Jakob Kachelmann (1868-1935) gründete 1894 am Jakobsberg eine auf Turmuhren spezialisierte Schlosserwerkstatt. Mit dem Umzug an die Regnitz 1912 konzentrierte sich der Betrieb auf die Herstellung und Reparatur von Zahnrädern für den Maschinenbau. In den 1920er Jahren kamen Getriebe, Kupplungen und Ersatzteile für Autos und schließlich Spezialgetriebe für die Industrie hinzu.

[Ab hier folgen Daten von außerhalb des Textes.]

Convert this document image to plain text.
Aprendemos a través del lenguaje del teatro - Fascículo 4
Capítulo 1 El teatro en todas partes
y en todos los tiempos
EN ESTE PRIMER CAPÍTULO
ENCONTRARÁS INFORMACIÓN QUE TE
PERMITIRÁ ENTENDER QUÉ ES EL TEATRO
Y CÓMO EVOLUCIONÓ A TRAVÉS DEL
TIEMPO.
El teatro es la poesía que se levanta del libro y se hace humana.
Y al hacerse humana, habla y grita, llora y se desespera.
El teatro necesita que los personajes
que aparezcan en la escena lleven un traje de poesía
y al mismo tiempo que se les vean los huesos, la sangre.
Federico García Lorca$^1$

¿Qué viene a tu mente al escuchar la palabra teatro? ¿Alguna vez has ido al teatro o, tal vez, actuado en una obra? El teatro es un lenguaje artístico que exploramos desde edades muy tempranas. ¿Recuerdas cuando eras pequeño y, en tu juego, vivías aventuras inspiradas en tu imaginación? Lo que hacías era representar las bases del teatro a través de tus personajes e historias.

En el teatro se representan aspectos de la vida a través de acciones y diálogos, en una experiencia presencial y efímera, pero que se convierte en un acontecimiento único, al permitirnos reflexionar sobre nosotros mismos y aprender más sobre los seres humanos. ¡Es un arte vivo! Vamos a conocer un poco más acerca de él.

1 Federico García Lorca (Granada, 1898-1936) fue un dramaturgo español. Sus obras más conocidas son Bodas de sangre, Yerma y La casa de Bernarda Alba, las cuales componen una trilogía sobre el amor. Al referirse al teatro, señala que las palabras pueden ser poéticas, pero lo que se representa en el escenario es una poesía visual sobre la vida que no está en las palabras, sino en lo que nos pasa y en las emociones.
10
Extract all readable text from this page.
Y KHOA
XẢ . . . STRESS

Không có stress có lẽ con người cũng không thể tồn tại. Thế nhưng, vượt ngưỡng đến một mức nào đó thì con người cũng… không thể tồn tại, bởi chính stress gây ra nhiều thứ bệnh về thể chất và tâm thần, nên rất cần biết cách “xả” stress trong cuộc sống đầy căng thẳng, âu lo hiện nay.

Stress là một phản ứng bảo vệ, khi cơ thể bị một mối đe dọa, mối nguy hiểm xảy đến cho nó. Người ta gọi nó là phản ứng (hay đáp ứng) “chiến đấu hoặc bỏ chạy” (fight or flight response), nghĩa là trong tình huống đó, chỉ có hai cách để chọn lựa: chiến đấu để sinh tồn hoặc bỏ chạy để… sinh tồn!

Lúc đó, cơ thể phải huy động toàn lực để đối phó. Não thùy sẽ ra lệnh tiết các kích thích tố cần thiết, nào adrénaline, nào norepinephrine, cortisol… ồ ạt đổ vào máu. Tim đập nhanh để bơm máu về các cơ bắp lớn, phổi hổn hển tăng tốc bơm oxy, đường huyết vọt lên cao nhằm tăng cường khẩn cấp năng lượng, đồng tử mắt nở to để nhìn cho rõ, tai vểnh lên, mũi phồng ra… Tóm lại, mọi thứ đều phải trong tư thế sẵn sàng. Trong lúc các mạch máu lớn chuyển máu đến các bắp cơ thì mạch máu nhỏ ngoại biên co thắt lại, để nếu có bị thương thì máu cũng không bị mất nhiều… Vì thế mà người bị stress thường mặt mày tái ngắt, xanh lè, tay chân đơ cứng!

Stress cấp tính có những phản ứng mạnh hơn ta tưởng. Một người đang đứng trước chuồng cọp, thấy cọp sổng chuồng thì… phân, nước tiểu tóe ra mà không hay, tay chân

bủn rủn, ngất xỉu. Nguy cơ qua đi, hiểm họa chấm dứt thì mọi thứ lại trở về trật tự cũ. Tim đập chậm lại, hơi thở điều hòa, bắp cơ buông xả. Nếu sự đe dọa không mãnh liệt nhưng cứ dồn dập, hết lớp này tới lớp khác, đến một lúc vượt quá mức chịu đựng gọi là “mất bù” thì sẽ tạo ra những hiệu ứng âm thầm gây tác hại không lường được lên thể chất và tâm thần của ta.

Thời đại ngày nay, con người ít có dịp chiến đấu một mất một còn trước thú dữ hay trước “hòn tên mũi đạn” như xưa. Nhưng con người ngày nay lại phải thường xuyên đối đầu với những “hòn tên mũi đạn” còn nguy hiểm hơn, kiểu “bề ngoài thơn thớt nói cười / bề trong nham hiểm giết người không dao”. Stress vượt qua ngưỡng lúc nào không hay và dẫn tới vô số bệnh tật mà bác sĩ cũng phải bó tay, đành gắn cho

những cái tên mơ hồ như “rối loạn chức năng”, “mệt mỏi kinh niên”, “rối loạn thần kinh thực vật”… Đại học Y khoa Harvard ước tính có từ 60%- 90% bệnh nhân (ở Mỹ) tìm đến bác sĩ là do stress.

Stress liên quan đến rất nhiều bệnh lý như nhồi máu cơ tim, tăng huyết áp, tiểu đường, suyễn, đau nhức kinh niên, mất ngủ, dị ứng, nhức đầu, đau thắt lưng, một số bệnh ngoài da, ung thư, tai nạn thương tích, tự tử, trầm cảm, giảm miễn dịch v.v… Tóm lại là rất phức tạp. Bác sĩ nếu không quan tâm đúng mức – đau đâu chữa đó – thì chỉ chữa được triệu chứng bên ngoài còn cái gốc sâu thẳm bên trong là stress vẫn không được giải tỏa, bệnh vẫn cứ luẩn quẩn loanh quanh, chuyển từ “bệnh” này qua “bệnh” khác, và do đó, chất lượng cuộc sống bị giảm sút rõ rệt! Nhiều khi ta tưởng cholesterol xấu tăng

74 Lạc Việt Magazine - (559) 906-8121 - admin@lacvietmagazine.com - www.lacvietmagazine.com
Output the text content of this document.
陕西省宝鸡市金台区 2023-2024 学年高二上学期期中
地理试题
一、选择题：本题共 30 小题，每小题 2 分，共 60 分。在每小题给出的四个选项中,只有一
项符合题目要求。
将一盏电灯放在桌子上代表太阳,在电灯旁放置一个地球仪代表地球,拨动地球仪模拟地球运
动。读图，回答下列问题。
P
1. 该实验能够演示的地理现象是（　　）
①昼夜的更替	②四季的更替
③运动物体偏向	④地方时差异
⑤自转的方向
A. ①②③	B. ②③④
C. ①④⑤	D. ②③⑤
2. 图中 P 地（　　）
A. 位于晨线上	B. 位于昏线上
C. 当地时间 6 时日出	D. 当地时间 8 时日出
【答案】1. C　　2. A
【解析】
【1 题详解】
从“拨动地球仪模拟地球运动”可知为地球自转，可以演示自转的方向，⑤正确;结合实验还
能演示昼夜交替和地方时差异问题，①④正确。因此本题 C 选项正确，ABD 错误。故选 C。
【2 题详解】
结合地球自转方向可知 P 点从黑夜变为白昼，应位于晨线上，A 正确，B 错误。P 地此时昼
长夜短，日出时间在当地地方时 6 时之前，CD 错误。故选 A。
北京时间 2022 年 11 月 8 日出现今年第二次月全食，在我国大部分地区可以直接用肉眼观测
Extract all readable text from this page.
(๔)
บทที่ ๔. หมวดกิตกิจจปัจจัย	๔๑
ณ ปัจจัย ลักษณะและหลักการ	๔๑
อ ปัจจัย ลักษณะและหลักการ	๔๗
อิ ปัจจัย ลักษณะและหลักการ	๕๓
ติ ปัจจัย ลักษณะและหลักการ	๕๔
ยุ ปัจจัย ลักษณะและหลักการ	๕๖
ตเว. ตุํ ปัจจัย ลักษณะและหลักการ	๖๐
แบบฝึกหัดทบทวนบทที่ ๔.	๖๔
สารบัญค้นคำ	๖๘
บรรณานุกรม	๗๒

Das 1948 für das Wasserkraftwerk an der Bamberger ERBA gebaute Turbinengetriebe ist als ältestes Kachelmann-Getriebe noch heute in Betrieb. 1967 zog die Firma aus Platzgründen nach Strullendorf um. 2010 wurden die Tore der Schleusen in Bamberg und Strullendorf des Main-Donau-Kanals mit Kachelmann-Getrieben bestückt. Die Firma Kachelmann ist als einer der so genannten „hidden champions“ in der Region bis heute spezialisiert auf die Herstellung von Industriegetrieben, die weltweit zum Einsatz kommen.

Neue Tafel zur Flussgeschichte Bambergs an den Unteren Mühlen

Neue Tafel zur Flussgeschichte Bambergs an den Unteren Mühlen

Weitere namhafte Firmen aus der Region haben ihren Ursprung am linken Regnitzarm. Interessanterweise auch die Stahlbaufirma Johann Heim, die die neue Bamberger Fähre gebaut hat. Zusammen mit dem Bürgerverein Mitte hat sie auch die Tafel zur Fähre finanziell unterstützt. Auf dieser 23. Flusspfadtafel wird die Geschichte der Fährverbindung zwischen dem Mühlwörth und dem Oberen Leinritt illustriert. Diese bestand bis in die 1960er Jahre. Ein Foto aus dem Jahr 1949 zeigt, dass auch damals schon Fährfrauen die Kähne über die Regnitz stakten. „Wenn die Männer auf die Arbeit gingen, übernahmen die Frauen den Fährdienst und sicherten so der Familie das Zusatzeinkommen“ so Heinrich Sieber, der die historische Überfahrt aus der eigenen Familiengeschichte gut kennt. 2010 ergriff der Bürgerverein Bamberg Mitte e.V. die Initiative, die alte Wegeverbindung wieder einzurichten. 2012 wurde die neue Bamberger Fähre als Chance-Jugend-Fähre des Don Bosco Jugendwerkes in Betrieb genommen. Ihre Konstruktion als Gierseilfähre geht auf ein Abschlussprojekt von Studierenden der Hochschule Deggendorf zurück. Mit der Fähre erhält der Flusspfad Bamberg an historischer Stelle ein echtes Flusserlebnis.

Und wer sich auf den erst kürzlich als 4-Sterne-Qualitätsradweg ausgezeichneten Regnitzradweg begibt, kann die Überfahrten in Pettstadt und Bamberg sogar zu einer Zwei-Fähren-Radtour verbinden. Die Regnitz sorgt zusammen mit den Fährfrauen und Fährmännern dafür, dass das Übersetzen klimafreundlich und ohne Lärm und Hektik vonstatten geht. Fehlt nur noch der hoffentlich nicht mehr allzu ferne Frühling, der dann auch die Bierkellersaison eröffnet.